Are cyber-skilled staff spending time on corporate admin that a competent business support officer can handle, in order to release time for cyber-centric management and problem-solving? Are organisation staff with high-end cyber skills tackling cyber security tasks that an entry-level lay-colleague with some upgraded skills could tackle instead?

And when the organisation has optimised delivery from the range of skills and capacity it has in-house – what access has it agreed to its partner supply chain for “surge capacity”? Does it come from call-offs from resource augmentation agreements? Or from drawing on pools of talent in cyber academies training apprentices or re-purposing those with transferable skills?

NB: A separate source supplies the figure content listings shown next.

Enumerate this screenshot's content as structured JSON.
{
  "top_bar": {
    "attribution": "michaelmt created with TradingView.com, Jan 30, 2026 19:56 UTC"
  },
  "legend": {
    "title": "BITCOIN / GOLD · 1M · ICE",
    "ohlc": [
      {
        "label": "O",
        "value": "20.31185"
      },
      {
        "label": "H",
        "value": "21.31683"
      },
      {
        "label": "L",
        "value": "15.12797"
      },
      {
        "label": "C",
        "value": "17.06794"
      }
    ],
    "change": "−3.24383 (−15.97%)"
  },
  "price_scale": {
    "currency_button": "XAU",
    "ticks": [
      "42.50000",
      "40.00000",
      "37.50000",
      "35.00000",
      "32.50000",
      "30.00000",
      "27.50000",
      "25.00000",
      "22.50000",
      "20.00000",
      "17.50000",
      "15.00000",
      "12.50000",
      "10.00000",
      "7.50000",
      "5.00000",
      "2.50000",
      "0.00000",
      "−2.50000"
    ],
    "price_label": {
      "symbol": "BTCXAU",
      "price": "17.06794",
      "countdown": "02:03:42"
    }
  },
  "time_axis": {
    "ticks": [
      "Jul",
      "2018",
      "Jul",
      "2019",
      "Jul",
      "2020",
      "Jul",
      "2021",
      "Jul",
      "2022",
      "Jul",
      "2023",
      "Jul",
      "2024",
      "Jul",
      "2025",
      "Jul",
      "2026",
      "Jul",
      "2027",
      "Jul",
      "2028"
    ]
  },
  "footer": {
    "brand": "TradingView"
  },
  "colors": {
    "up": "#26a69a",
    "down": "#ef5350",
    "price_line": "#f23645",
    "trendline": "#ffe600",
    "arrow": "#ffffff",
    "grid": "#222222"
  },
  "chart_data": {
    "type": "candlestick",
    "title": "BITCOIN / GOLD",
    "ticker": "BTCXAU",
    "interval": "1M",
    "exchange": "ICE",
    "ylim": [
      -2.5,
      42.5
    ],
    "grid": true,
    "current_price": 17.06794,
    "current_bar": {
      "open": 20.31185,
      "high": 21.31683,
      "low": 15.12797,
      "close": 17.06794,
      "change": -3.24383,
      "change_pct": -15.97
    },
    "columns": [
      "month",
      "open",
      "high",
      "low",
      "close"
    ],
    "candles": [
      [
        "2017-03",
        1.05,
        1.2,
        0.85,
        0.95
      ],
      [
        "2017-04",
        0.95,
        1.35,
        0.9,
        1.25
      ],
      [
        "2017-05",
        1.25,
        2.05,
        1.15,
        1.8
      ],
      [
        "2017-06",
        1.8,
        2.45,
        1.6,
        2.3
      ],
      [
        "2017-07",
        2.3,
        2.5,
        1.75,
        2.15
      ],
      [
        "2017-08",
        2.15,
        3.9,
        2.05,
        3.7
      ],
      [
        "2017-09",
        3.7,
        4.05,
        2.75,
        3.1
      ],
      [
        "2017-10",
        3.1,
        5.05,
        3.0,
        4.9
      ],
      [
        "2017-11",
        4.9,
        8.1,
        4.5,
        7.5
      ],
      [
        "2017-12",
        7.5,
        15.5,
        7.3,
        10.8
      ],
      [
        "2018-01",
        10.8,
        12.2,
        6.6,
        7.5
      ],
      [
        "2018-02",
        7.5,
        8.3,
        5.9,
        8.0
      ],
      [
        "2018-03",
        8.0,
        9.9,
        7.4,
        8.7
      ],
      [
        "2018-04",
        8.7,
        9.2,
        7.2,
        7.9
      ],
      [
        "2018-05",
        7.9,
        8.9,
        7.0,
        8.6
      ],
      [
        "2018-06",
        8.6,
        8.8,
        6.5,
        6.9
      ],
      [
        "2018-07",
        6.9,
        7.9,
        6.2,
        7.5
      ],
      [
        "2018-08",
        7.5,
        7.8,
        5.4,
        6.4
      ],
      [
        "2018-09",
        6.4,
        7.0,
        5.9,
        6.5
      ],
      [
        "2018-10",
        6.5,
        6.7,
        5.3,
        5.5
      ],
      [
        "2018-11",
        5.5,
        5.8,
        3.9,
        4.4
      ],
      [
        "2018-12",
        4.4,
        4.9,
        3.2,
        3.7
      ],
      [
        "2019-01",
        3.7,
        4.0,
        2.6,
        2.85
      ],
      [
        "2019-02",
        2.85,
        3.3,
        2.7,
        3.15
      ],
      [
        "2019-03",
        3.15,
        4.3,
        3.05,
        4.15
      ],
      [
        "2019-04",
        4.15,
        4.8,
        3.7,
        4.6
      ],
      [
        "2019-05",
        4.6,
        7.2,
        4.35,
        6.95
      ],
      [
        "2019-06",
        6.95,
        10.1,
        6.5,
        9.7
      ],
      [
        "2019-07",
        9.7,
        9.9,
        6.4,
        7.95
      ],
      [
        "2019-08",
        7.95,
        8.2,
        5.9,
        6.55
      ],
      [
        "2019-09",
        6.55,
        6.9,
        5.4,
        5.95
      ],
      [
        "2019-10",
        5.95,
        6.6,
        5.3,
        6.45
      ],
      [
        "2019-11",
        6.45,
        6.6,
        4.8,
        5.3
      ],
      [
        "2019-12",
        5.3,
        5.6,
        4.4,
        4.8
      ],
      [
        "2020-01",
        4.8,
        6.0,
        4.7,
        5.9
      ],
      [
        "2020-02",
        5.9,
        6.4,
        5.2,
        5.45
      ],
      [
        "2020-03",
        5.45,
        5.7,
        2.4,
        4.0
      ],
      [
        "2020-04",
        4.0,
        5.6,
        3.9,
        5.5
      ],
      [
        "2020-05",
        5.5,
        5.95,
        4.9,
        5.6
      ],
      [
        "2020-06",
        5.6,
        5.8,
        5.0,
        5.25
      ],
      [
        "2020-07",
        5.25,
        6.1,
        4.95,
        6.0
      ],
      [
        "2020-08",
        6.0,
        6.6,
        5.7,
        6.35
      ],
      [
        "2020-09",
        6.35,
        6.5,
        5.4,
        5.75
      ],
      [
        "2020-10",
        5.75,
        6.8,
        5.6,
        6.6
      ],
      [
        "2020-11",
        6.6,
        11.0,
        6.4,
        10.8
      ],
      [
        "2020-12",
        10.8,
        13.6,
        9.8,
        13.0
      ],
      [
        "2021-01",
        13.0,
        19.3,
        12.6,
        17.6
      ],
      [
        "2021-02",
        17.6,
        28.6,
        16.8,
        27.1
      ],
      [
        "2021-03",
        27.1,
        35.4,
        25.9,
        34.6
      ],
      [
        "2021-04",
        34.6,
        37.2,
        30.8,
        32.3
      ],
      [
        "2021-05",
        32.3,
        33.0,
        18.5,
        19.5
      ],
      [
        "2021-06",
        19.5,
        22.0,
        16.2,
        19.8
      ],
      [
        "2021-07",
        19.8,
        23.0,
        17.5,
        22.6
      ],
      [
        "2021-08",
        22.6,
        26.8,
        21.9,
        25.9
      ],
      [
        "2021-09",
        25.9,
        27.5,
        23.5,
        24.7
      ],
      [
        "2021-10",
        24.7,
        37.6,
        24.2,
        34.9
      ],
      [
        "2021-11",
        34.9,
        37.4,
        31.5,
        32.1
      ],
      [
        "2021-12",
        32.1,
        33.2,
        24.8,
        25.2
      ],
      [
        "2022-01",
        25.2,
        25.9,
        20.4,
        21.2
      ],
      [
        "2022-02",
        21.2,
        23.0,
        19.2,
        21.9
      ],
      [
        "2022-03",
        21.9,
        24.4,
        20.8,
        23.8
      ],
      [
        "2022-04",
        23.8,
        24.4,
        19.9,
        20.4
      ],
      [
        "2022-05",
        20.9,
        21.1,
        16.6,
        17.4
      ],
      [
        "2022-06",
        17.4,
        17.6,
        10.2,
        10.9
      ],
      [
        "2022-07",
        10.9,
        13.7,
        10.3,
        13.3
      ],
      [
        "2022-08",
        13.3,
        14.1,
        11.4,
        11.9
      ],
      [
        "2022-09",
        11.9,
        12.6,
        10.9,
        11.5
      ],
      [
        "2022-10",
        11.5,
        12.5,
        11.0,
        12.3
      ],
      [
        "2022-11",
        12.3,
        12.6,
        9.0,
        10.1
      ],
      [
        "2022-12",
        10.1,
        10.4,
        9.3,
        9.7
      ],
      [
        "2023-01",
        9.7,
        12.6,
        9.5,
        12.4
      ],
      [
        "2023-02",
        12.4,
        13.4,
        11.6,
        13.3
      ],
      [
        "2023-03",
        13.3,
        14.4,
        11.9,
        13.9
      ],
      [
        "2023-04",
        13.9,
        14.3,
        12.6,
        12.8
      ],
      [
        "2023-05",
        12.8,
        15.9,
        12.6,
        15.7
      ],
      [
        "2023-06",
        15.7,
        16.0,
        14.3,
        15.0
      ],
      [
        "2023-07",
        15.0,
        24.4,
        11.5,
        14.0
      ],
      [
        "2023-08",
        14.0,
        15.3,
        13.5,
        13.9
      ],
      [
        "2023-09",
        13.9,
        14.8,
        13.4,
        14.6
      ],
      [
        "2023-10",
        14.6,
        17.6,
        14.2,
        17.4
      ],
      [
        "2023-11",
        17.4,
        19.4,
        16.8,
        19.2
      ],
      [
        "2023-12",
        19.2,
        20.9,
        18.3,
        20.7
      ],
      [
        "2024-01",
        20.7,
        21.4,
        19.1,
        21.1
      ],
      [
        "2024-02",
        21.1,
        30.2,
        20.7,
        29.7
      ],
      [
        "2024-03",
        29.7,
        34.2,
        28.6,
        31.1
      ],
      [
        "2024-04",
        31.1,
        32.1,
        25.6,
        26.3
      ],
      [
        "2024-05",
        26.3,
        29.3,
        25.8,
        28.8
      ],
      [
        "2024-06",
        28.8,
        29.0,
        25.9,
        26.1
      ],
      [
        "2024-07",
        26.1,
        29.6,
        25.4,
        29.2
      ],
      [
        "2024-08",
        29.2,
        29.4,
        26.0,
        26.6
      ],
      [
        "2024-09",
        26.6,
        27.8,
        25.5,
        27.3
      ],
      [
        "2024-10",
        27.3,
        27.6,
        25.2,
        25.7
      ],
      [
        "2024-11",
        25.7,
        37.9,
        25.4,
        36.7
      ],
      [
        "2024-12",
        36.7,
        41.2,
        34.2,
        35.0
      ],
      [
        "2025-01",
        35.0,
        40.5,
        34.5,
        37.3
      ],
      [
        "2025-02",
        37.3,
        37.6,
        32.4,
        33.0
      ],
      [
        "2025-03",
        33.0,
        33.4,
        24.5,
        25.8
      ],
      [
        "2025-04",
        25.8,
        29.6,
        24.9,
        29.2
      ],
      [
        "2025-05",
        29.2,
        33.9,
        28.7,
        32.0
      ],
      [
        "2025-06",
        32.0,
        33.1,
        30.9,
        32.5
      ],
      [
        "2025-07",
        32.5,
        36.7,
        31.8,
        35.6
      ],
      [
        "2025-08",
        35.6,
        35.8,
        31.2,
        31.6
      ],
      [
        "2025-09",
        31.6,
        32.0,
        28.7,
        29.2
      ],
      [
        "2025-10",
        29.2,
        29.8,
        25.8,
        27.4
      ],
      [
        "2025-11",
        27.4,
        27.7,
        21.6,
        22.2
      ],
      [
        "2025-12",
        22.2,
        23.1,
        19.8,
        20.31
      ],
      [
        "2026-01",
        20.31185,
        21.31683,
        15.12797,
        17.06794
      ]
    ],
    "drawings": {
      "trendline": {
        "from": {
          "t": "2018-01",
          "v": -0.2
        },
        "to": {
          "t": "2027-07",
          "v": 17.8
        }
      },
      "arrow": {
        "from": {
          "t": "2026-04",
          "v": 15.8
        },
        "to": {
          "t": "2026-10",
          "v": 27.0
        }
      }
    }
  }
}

And probably more of a challenge: what arrangements exist between suppliers within that supply chain for managing the peak capacity for in-demand skills? Without illegitimately operating cartels and fixing the market – how does a supply chain community collaborate so that scarce cyber-skilled resource is not sat idle?

It’s an interesting challenge to balance individual supply chain member corporate commercial objectives and client satisfaction whilst contributing to the security and well-being of UK citizens who rely on the services that CNI organisations deliver.

And it’s not just about immediate operational capacity – or even the viability of short and medium-term improvement programmes.

It’s about the resilience of those CNI organisations and their supply chains in a longer term, strategic context.

That resilience is not just about tech; it’s also about people and skills – the Ying & Yang model.

So it requires a degree of workforce planning – identifying key skills and focussing efforts on training up the “bottom layers of the organisation” to take on “cyber team tasks” that can be delegated with creative thinking, innovation in training techniques and the will to rethink the operating model.

It requires sustained planning on where to find core capacity in skills and where to find surge capacity in partners.

It’s about reducing turnover and retaining talent.

It’s about collaborating with a limited pool of skills to jointly tackle a cyber threat that one day soon, given recent geo-politics, may be less commercial than existential.

Reflecting on possible solutions

A tough challenge?

Well, in the CNI supply chain community – like in many other supply chain communities in differing sectors of the UK economy – we’re smart: we’re not going to leave this puzzle in the “too hard to deal with” box. Bring it on!